Foto: acervo pessoal da ex-aluna

 

Como surgiu seu interesse por quadrinhos? Sempre se interessou pelos heróis da Marvel? Você sempre imaginou que poderia trabalhar com isso?

“Eu desenvolvi a paixão pelos quadrinhos ainda criança. Acho que como todo pequeno no Brasil, começamos a ler os quadrinhos da Turma da Mônica e depois vamos aprendendo sobre leitura, desenvolvendo o gosto pela coisa e aí não tem mais jeito. Nos anos 1980 era muito comum os pais levarem os filhos às bancas de jornais e eu não escapei disso, ainda bem…

Eu sempre gostei muito dos quadrinhos da Marvel e me identificava muito com um certo jovem que perdeu o tio e tinha longos diálogos internos, não tinha muitos amigos na escola e sofria o que hoje chamamos de bullying. Aquilo preenchia meu mundo e eu sempre acabava lendo outra história, pegando outro quadrinho e conhecendo outro personagem que depois me acompanharia por anos. Na época não era cool ler quadrinhos, pelo contrário, ser nerd era algo terrível.

Guardo na memória – mas o certo deveria ser nas costas – a quantidade de puxões no sutiã que levei por estar lendo quadrinhos, e mesmo assim, nunca me intimidei e segui lendo. Os anos se passaram e a vida acadêmica me afastou um pouco das HQs, afinal o tempo que passei debruçada sobre os livros do Tipler e do Feynman enquanto estava na graduação não me deixavam tempo livre para saltar pelos prédios nas aventuras do Homem-Aranha ou ouvir o SNIKT! do Wolverine.

Foi mais ou menos nesta época que me dei conta de que o herói que me levou a estudar Física – o Homem de Ferro – era infinitamente melhor que eu e eu jamais viria a construir aquelas armaduras incríveis dele, então fui para o “espaço profundo” e mergulhei de vez na Astronomia sem pensar que algum dia voltaria para minhas antigas aventuras com meus heróis favoritos.

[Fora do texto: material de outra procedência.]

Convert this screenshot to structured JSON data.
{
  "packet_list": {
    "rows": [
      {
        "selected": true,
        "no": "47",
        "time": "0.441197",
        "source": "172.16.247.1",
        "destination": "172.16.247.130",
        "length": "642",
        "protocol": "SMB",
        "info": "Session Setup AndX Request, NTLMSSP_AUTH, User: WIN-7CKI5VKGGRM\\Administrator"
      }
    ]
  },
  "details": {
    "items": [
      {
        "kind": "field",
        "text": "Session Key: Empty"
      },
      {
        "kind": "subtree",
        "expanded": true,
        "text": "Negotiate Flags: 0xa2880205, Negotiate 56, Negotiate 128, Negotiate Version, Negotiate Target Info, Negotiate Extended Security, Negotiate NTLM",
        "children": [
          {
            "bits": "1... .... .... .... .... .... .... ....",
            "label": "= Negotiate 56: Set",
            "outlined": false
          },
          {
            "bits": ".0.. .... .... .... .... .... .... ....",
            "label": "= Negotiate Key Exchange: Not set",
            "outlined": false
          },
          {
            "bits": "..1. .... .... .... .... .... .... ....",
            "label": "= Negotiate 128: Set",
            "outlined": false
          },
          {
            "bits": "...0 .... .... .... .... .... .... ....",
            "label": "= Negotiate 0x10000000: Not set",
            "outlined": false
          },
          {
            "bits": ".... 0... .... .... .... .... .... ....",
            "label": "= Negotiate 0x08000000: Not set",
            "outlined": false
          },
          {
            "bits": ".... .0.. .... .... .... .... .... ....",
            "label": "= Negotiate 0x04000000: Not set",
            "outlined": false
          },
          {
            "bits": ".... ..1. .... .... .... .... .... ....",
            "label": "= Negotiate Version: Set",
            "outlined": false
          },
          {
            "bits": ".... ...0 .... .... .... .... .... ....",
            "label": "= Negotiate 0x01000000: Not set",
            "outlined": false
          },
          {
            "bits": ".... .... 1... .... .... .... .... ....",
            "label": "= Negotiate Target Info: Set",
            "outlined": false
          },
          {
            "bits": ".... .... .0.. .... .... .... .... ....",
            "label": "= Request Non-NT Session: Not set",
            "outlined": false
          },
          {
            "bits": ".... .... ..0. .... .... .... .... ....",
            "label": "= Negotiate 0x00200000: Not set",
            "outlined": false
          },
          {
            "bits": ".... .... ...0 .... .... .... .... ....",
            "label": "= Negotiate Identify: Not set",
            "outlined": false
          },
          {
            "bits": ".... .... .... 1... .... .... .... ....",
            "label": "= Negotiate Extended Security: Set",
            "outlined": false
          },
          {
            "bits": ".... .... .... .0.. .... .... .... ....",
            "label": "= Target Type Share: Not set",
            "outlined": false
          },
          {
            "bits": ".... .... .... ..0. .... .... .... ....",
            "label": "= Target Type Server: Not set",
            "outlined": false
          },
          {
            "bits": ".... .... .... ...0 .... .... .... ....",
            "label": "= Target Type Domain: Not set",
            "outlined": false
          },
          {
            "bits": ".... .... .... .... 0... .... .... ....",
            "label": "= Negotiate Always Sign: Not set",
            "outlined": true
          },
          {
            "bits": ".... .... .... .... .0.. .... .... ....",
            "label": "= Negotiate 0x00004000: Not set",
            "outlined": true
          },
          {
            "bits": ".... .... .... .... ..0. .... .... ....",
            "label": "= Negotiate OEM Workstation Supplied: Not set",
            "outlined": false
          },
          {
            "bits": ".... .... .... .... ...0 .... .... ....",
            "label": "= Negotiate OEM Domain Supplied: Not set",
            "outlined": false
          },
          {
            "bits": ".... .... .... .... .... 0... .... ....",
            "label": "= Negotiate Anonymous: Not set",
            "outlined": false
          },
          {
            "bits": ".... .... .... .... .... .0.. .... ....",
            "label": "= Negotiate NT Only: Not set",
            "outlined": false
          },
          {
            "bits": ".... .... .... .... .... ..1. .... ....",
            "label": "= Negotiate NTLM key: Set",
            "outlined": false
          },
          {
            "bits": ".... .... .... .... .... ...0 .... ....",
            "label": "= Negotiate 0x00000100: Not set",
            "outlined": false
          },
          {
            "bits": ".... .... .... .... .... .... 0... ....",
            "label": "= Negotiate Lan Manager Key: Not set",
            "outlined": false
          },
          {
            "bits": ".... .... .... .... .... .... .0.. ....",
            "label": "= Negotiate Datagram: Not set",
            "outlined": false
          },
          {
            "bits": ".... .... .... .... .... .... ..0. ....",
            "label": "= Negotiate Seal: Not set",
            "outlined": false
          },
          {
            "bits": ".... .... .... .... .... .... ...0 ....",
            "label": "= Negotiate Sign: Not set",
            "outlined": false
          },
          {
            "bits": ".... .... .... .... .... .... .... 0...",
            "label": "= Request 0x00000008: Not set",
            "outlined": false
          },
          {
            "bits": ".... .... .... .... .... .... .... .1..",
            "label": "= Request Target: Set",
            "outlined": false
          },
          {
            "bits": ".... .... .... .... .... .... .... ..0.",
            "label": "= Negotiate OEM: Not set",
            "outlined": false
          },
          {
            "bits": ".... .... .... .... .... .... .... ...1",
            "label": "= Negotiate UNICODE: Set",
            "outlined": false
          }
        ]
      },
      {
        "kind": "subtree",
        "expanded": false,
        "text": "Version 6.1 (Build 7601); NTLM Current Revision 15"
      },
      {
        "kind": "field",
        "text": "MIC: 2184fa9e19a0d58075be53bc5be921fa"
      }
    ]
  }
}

Na verdade, nunca tinha pensado que trabalharia com quadrinhos. Não sei desenhar e até o momento não tinha pensado em escrever roteiros ou algo assim. O mais perto que conseguia chegar deles foi em uma exposição de ficção científica que pensei em montar na Escola de Astrofísica de São Paulo e que não veio a acontecer… Mais uma vez eu me afastava deles.

Como trabalhar com HQs? O que a gente faz? Eu não sabia direito e então resolvi buscar a universidade mais uma vez. Coincidentemente, aquele era o primeiro ano em que a FFLCH abria uma turma de Estudos da Tradução para a Pós-Graduação e foi então que vi minha chance: estudar mais profundamente o que sempre gostei e produzir algo com isso.

Conversei com o Prof. Dr. John Milton e ele aceitou me orientar com um projeto sobre HQs e eu mal podia acreditar que estava me aproximando do meu sonho mais uma vez.

Algumas dúvidas surgiram sobre HQs e quando me dei por conta estava conversando com o Editor-chefe da Marvel na época. Três meses se passaram desde o nosso primeiro contato quando surgiu uma vaga para Editor Assistente que me foi oferecida – depois de alguns gritinhos eu respondi imediatamente o e-mail aceitando a vaga – e, quatro anos depois deste contato eu sou a atual Editora-Chefe da Marvel em um total de cinco anos de história de Panini. Queria criar uma máquina do tempo para contar pra Carol dos anos 1980 que aqueles puxões valeriam a pena, bastava ela continuar…”

 

Você ingressou em diferentes cursos de graduação antes de concluir a Licenciatura em Ciências Exatas na IFSC-USP? Foram mudanças de área tão marcantes quanto trocar, na atuação profissional, a Física pelos quadrinhos? Você acha importante o profissional ter a coragem de mudar de área quando não está mais satisfeito? Foi uma decisão difícil?

“Sim, eu ingressei em diversos cursos antes de optar finalmente pela Licenciatura em Ciências Exatas com habilitação em Física, acho muito difícil uma criança de 16 anos tomar a decisão do que vai fazer para o resto da vida.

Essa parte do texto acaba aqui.